En el que acaso sea su libro más bello, Gilles Deleuze legó una cita de Proust que conviene traer a cuento: “Los libros hermosos están escritos en una especie de lengua extranjera”. Resulta difícil –por no decir imposible– añadir algo más a la contundencia de la frase: ahí donde el arte verbal acontece, queda trastocado para siempre el antiguo orden del mundo, revelando abismos y placeres inéditos que expanden, con gesto casi imperceptible, la gratuidad de nuestros umbrales. A ese vértigo increíble, que transforma el mundo desde su advenimiento, pertenece Mar paraguayo, la obra señera del brasileño Wilson Bueno (19492010), degollado en Curitiba frente a su escritorio hace la friolera de diez años.
L a reedición de esta novela es uno de los eventos de este año miserable por lo que implica y lo que comporta, puesto que se trata de una obra que no solo trastoca dos lenguas –el portugués y el español– sino que al engendro luminoso emanado de su cópula –el portuñol– le inyecta, híbrido salvaje, los dulcísimos frutos enervantes del guaraní. Frutos aparentes, al fin y al cabo, ya que el guaraní, si a algo se parece, es a una desbandada de pájaros en llamas, lo que torna las páginas del Mar paraguayo un cielo iluminado como los que incendian todas las mañanas del mundo con sus tardes los horizontes sudamericanos.

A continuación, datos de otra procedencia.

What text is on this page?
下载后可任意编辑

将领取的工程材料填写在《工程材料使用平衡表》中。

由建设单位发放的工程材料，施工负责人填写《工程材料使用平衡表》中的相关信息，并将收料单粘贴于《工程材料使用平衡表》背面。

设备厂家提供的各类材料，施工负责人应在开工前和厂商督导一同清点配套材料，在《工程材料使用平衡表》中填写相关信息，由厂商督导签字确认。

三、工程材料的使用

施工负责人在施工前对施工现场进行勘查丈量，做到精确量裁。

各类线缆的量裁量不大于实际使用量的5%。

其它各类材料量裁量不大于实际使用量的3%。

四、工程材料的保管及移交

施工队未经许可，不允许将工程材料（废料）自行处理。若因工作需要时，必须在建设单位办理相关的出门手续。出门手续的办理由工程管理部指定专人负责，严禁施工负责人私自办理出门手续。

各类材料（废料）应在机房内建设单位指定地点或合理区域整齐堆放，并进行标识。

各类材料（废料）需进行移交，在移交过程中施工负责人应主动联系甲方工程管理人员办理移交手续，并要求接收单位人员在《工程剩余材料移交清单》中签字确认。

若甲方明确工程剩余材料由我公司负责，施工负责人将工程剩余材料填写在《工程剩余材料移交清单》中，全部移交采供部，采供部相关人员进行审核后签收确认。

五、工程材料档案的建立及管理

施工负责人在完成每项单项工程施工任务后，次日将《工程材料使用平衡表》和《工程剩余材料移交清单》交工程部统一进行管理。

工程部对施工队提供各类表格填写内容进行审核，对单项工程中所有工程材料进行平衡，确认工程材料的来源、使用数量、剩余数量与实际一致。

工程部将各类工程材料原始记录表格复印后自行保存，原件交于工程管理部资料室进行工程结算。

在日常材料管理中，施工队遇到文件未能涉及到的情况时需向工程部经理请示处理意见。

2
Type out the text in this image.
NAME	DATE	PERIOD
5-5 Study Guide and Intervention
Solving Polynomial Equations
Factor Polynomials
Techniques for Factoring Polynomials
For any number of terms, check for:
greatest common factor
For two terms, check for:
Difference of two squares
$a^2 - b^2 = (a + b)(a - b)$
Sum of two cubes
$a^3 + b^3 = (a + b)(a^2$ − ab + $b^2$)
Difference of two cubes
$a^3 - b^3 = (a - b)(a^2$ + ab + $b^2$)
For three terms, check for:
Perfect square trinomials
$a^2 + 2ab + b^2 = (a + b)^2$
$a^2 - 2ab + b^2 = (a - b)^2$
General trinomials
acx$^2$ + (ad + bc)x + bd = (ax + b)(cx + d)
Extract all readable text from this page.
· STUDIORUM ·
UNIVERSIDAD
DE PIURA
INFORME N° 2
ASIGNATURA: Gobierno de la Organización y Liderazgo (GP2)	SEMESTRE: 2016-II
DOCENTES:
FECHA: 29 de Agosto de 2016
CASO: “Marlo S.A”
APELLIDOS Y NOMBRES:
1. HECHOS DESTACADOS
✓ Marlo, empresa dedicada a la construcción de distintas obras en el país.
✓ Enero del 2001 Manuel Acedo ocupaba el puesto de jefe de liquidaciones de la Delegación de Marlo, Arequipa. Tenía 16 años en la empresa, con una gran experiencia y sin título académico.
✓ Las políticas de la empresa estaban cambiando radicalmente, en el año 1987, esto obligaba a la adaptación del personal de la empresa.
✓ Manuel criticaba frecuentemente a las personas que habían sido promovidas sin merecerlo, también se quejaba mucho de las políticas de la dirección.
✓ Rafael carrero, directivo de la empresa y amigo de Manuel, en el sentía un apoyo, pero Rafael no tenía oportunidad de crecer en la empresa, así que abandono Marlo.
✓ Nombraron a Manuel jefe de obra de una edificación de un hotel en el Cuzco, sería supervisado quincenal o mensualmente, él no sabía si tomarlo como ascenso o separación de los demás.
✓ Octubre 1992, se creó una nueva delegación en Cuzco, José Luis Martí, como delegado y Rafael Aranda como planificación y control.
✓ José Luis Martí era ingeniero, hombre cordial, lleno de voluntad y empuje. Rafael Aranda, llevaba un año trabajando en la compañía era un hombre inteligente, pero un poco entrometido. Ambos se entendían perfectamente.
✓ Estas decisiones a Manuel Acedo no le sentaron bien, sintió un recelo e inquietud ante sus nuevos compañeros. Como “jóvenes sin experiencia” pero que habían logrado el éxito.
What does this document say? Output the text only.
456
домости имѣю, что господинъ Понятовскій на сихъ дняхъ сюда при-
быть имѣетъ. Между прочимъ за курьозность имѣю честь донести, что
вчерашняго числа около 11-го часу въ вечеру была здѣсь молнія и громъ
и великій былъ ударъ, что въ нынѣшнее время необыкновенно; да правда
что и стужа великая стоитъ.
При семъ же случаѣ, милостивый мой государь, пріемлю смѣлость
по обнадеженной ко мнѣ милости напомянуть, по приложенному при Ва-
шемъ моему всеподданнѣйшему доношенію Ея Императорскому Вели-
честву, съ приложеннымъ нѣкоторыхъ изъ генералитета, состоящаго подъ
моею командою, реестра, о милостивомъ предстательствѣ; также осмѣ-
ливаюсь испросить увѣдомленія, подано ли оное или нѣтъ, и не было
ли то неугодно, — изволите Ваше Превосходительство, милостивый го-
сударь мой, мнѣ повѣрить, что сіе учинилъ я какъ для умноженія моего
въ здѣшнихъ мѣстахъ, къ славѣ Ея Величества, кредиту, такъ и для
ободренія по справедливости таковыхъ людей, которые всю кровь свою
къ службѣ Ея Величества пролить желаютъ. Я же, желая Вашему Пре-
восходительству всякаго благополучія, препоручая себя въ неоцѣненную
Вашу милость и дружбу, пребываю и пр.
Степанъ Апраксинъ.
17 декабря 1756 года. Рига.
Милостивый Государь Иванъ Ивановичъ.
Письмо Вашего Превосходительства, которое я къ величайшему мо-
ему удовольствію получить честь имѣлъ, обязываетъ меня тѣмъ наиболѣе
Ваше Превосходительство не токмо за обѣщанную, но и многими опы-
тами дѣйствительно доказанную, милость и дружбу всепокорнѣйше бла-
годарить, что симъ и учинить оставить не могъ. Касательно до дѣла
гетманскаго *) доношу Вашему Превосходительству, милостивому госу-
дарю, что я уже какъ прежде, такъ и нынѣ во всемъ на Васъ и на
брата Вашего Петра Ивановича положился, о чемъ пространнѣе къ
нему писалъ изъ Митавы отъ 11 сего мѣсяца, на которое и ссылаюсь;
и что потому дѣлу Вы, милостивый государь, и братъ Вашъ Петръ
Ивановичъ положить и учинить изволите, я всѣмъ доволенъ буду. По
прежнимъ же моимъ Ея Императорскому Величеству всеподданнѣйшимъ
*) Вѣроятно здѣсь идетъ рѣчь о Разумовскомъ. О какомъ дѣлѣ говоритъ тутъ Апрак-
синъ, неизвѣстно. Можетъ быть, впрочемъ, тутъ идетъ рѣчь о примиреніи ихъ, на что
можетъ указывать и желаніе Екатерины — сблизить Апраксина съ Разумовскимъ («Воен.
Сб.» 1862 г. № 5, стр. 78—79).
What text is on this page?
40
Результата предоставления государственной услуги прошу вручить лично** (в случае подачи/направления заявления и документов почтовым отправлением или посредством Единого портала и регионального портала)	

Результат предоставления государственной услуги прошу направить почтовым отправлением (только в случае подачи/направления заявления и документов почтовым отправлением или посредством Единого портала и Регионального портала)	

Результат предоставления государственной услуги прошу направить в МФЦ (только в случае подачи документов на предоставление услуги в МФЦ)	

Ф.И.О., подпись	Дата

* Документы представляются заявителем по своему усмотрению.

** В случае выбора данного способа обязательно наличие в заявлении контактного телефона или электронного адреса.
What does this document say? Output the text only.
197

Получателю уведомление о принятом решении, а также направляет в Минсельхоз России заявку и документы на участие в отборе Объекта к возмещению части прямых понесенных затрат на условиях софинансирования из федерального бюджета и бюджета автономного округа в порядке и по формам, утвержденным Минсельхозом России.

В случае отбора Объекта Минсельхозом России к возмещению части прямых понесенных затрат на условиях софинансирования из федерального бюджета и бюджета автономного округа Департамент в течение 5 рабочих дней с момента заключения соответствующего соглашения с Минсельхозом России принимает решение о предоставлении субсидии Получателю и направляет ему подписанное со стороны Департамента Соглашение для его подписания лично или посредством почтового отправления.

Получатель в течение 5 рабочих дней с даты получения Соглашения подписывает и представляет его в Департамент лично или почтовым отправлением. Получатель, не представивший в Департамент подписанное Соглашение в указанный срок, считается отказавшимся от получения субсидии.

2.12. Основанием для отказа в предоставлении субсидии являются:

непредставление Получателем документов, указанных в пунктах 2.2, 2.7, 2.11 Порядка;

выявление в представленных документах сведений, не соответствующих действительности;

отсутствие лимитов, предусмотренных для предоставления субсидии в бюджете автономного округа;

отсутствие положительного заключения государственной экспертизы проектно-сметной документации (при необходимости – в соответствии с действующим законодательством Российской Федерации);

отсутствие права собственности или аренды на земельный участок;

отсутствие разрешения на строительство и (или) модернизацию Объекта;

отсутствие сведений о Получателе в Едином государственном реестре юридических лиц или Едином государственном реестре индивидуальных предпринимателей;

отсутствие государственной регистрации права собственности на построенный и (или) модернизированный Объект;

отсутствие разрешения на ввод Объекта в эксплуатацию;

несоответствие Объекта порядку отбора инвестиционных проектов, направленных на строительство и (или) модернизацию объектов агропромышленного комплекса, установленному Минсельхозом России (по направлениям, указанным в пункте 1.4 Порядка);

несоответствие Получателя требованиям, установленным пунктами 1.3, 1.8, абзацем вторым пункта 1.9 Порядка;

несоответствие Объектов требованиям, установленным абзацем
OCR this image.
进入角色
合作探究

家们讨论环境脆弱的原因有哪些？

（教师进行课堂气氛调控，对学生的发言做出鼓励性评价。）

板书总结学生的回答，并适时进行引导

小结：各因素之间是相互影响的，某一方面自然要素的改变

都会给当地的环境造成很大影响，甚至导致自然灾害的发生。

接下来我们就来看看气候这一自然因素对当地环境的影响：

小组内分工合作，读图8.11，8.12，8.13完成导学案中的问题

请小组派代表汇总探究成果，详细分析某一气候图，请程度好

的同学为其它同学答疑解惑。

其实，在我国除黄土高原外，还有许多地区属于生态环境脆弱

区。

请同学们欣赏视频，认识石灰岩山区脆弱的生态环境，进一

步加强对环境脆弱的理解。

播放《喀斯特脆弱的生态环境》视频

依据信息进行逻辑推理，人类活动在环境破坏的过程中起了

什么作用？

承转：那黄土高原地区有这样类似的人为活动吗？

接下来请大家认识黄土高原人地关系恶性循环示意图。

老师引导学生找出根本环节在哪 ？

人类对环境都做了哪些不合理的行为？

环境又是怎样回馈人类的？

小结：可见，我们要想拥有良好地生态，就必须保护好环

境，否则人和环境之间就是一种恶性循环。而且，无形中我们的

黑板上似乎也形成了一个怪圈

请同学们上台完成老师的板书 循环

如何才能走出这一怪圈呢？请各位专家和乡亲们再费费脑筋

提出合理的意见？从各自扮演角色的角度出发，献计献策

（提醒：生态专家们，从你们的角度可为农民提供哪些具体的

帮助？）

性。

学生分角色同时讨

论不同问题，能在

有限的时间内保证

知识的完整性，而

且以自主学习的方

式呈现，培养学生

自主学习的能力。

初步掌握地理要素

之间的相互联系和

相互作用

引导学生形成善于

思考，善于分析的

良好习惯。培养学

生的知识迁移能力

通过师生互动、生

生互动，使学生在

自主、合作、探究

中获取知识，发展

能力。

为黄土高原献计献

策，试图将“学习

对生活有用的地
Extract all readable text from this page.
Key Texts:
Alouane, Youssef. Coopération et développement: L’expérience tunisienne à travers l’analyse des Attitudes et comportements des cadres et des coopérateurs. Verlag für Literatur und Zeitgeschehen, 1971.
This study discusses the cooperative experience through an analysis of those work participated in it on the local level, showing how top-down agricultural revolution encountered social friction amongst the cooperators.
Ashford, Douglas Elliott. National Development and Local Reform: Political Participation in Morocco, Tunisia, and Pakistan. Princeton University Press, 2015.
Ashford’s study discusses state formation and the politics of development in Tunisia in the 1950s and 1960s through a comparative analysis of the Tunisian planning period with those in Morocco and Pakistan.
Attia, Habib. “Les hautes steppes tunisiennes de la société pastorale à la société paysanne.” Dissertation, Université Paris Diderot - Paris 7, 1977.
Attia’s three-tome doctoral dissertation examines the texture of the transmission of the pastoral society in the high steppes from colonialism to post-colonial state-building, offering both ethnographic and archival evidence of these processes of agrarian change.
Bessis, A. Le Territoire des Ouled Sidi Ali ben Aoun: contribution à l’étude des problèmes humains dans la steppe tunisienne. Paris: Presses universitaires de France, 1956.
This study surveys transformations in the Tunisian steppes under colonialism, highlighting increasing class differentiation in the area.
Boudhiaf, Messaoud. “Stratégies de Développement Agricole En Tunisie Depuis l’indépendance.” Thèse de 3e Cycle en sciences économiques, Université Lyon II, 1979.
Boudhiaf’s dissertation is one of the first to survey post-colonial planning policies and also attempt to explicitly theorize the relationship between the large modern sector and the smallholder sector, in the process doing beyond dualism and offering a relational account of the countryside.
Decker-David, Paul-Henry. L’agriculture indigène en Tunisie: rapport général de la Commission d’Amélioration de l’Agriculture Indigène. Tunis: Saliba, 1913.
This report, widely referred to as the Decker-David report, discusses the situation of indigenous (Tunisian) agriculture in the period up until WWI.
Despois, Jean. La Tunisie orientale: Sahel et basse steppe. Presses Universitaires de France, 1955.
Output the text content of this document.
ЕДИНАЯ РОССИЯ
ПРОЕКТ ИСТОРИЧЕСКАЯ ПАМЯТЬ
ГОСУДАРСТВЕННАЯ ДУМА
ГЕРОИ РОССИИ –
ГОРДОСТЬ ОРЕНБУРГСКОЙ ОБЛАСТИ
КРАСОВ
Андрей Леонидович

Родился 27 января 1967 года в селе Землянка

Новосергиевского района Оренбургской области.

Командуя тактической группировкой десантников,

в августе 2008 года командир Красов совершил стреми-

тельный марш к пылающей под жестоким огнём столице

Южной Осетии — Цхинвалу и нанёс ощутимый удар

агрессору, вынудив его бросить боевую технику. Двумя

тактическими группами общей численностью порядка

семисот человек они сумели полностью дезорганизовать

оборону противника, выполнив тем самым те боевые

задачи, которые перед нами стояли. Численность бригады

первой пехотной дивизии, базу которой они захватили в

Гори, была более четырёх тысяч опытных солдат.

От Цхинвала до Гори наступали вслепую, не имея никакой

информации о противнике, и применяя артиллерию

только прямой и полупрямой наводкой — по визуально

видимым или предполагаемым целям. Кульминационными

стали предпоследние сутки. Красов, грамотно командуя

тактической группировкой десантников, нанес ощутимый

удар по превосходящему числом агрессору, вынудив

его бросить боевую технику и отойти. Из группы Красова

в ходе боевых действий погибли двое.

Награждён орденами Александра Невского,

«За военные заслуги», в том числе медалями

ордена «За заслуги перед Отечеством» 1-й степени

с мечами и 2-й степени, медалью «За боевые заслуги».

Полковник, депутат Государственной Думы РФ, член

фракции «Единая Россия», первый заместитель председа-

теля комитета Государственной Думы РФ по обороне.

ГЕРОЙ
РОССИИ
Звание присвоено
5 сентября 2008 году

Dije antes novela pero todo indica –como señala Néstor Perlongher en el prólogo– que estamos más bien ante un extrañísimo poema, o más bien frente una creatura fantástica: “El portuñol es indeciso, intempestivo, mutante, no mantiene fidelidad sino a su propio antojo, desvío o error”. La prosa de Bueno inventa una lengua que le da forma a un territorio, desdibujando las fronteras aparentes entre Argentina, Brasil y Paraguay mientras otorga acta de nacimiento a una identidad nómada a través de un sonido que electriza la sintaxis: en las páginas de Mar paraguayo la lengua es un animal selvático que ruge como un jaguar pero sobre todo canta como pájaros invisibles que se disgregan a la manera de los ríos en innúmeros arroyos. La prosa de Bueno nos recuerda que en nuestros tristes trópicos la única riqueza al alcance del deseo suelen ser las posibilidades de la lengua: esa materia orgánica que es puro flujo en movimiento, un diálogo con los detritos que arrastra a su paso el río barroso del lenguaje.
Ejercicio de fornicación permanente, su existencia es también un gesto político único, que como tal exige ser aquilatado (de manera parecida a lo que sostuvo en una entrevista alguna vez el autor: “Deseé dar una respuesta estética al aislamiento histórico en que se encontraban sumergidas las lenguas del continente hispanoamericano. Al mismo tiempo, todo me indicaba la dirección de un personaje que fuese un poco nuestra alma común, nuestra alma cachorra y perturbada por el drama”). En el portuñol de Mar paraguayo laten los ecos de grupos exterminados, cantos en los que resuenan los cuentos de la madre negra y los llantos de las voces indígenas y sus huérfanos perennes: la lengua de Bueno imagina un territorio más ancho y más vasto para multiplicar los límites de la experiencia (y de paso pone en entredicho la frase de Miguel de Cervantes respecto a que el portugués sería “un castellano sin huesos”, creando una amalgama fecunda y americana). Obra que cabalga entre la poesía y la prosa en un sendero sembrado de proezas.